Hayek thought they were all deluded. He argued that information is too voluminous, diffuse and dynamic for central authorities to plan the economy successfully. Even the world’s smartest people and most competent governments don’t possess enough knowledge to micromanage sprawling complex systems. Instead, a diversity of opinion—in science, business and policy—helps us correct errors and climb the ladder of progress and truth.
In the past, large firms might have exerted market power. But today, hyperscale digital and financial platforms have access to, and can manipulate, information at governmental scale. They can also impose rules in a broader way than ever before.
Consider the world’s largest financial firm, BlackRock. It has some $9 trillion under management, mostly in passive index funds. Along with its two closest rivals, BlackRock exerts around 25% voting control over most publicly traded companies. The company is leveraging this control by imposing the climate beliefs of its chief executive across much of the economy. In his most recent annual letter, Larry Fink called climate change an “existential threat” and demanded all companies and even his clients submit to the “net zero transition” away from carbon dioxide emissions.
BlackRock now assigns stock and bond funds “temperature alignment metrics,” presuming to know how much each company will warm the planet decades from now. But these temperature scores and capital market assumptions are based on implausibly extreme emissions scenarios (such as RCP 8.5) and computer models that have proved wrong by a massive factor of 2 to 3 over the past several decades.

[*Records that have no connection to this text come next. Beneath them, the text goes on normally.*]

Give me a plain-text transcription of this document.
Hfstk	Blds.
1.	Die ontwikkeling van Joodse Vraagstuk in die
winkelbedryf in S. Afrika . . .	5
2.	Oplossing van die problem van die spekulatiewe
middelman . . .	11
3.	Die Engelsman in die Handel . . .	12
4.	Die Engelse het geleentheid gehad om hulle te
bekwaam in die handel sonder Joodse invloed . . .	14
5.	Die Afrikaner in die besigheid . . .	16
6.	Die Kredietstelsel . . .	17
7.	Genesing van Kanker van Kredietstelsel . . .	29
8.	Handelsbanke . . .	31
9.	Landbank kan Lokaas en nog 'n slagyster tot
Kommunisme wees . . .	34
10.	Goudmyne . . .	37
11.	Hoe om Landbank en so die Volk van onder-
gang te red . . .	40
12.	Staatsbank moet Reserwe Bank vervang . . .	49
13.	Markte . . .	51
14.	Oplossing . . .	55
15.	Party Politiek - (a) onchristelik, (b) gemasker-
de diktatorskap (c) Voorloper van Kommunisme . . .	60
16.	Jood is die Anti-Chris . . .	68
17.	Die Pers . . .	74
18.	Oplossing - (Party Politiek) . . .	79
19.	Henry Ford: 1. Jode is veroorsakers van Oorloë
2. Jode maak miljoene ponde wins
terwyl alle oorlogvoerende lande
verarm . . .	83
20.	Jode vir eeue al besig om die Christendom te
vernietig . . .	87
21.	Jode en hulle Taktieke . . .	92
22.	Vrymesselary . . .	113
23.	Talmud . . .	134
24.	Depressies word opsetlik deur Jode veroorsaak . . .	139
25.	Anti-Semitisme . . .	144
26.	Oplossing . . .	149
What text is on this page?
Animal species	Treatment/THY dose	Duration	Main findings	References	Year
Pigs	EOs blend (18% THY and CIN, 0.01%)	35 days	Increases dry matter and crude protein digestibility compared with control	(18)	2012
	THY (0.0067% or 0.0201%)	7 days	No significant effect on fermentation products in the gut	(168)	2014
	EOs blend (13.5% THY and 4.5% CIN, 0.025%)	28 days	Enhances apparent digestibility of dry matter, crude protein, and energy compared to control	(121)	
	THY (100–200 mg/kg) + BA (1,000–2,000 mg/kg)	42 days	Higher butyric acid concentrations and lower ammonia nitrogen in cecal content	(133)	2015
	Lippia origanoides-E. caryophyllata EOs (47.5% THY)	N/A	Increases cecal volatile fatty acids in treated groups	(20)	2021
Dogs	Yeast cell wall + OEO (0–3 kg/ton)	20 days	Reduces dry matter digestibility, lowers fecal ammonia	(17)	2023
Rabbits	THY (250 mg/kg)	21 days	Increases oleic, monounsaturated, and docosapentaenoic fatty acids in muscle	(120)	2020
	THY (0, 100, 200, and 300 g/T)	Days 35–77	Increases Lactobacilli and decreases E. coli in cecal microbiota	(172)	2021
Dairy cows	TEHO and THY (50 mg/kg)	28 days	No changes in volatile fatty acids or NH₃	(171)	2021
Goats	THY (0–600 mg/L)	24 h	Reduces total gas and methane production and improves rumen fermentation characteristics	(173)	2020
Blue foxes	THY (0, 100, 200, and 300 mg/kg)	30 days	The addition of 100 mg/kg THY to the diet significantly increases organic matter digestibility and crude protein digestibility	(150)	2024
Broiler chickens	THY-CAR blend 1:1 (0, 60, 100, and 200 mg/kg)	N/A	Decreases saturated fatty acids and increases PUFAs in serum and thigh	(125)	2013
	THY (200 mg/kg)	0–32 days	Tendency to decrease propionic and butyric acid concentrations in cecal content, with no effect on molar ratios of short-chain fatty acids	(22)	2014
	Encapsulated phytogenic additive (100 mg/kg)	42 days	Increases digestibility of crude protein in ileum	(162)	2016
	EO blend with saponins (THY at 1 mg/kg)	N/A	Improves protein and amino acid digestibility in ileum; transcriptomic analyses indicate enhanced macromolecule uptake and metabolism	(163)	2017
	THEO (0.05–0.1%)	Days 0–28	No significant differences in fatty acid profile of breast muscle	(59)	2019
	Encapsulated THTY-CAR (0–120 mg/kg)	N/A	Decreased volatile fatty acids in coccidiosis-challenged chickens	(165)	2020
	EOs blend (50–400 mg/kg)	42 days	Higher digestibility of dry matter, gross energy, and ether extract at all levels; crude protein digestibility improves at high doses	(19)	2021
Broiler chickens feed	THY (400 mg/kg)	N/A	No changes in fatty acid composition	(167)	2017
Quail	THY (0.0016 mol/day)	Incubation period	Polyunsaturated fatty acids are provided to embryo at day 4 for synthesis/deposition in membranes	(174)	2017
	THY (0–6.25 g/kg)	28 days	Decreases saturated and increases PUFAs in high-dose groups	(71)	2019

BlackRock couches its climate advocacy in the faux fiduciary language of risk management. But what if BlackRock’s climate views, and its corresponding long-term economic and financial forecasts, are wrong?
Think about the February blackouts in Texas. BlackRock asserts that global warming is the great danger and renewable energy—windmills and solar—is the obvious solution. Yet Texas was crippled by a devastating cold spell, which froze its windmills and paralyzed the state for more than a week. Initial estimates of direct damage reached $200 billion. The ripple effects were even larger, including a worldwide shortage of plastics. Texas’ overreliance on an unreliable source of electricity and its implicit forecast of excessive heat, not dangerous cold, contributed to the disaster. Are these not “risks” that contradict BlackRock’s climate forecast and its favored energy policy?

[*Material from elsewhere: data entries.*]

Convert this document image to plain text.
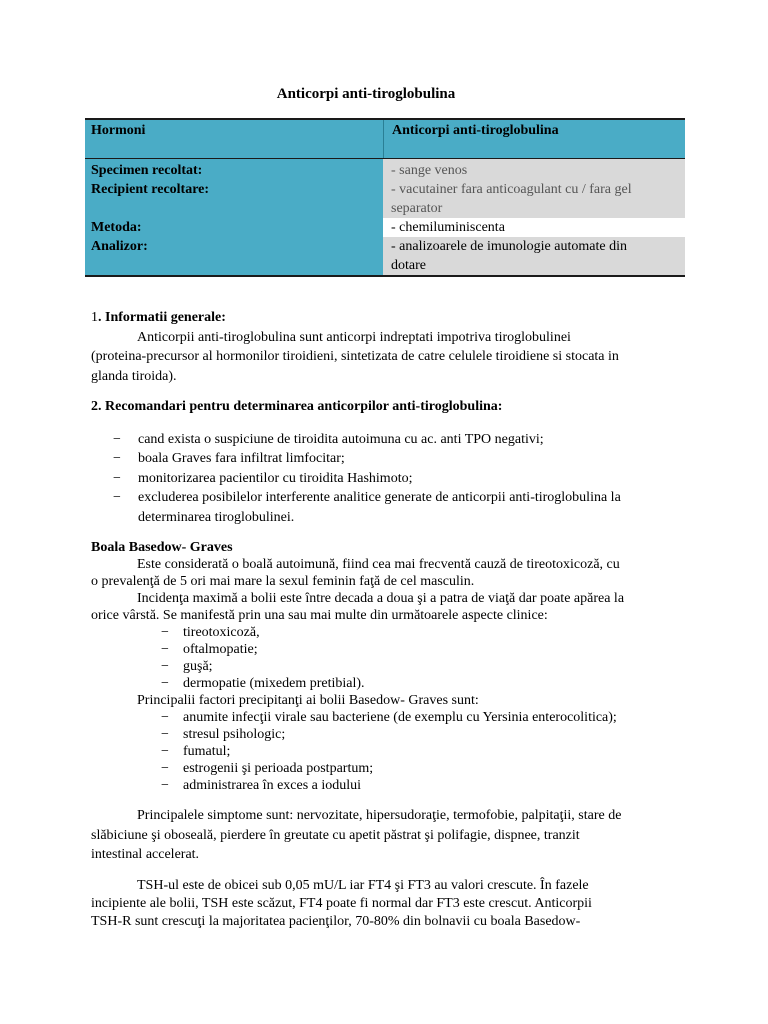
Anticorpi anti-tiroglobulina
Hormoni	Anticorpi anti-tiroglobulina
Specimen recoltat:	- sange venos
Recipient recoltare:	- vacutainer fara anticoagulant cu / fara gel
separator
Metoda:	- chemiluminiscenta
Analizor:	- analizoarele de imunologie automate din
dotare

1. Informatii generale:

Anticorpii anti-tiroglobulina sunt anticorpi indreptati impotriva tiroglobulinei

(proteina-precursor al hormonilor tiroidieni, sintetizata de catre celulele tiroidiene si stocata in

glanda tiroida).

2. Recomandari pentru determinarea anticorpilor anti-tiroglobulina:

− cand exista o suspiciune de tiroidita autoimuna cu ac. anti TPO negativi;
− boala Graves fara infiltrat limfocitar;
− monitorizarea pacientilor cu tiroidita Hashimoto;
− excluderea posibilelor interferente analitice generate de anticorpii anti-tiroglobulina la
determinarea tiroglobulinei.

Boala Basedow- Graves

Este considerată o boală autoimună, fiind cea mai frecventă cauză de tireotoxicoză, cu

o prevalenţă de 5 ori mai mare la sexul feminin faţă de cel masculin.

Incidenţa maximă a bolii este între decada a doua şi a patra de viaţă dar poate apărea la

orice vârstă. Se manifestă prin una sau mai multe din următoarele aspecte clinice:

− tireotoxicoză,
− oftalmopatie;
− guşă;
− dermopatie (mixedem pretibial).

Principalii factori precipitanţi ai bolii Basedow- Graves sunt:

− anumite infecţii virale sau bacteriene (de exemplu cu Yersinia enterocolitica);
− stresul psihologic;
− fumatul;
− estrogenii şi perioada postpartum;
− administrarea în exces a iodului

Principalele simptome sunt: nervozitate, hipersudoraţie, termofobie, palpitaţii, stare de

slăbiciune şi oboseală, pierdere în greutate cu apetit păstrat şi polifagie, dispnee, tranzit

intestinal accelerat.

TSH-ul este de obicei sub 0,05 mU/L iar FT4 şi FT3 au valori crescute. În fazele

incipiente ale bolii, TSH este scăzut, FT4 poate fi normal dar FT3 este crescut. Anticorpii

TSH-R sunt crescuţi la majoritatea pacienţilor, 70-80% din bolnavii cu boala Basedow-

Index funds exist because security prices are nearly impossible to predict. So if expert computer modelers can’t yet predict temperatures in a single complex realm—climate—how can we take seriously BlackRock’s triple extrapolations of the climate, the economy and finance?
Big Tech and BlackRock’s presumptuous monopolies on truth create new fragilities. When information is debated and decision-making is dispersed, we get little mistakes and quick error-correction. But when today’s hyper-giants impose single answers that turn out to be wrong the mistakes can be catastrophic. They both suffer what Hayek called “scientism”—the hubristic assertion of perfect knowledge in messy, complex arenas as if they were controlled physics experiments.
In fact, both are grounded in politics. Who wants to bet BlackRock, which just won a first-of-its-kind approval to operate in China, won’t force every Chinese firm to submit to Mr. Fink’s climate vanities in the name of fiduciary risk management, or even saving the planet?
Mr. Swanson is president of the technology research firm Entropy Economics LLC and a visiting fellow at the American Enterprise Institute.
Appeared in the July 6, 2021, print edition.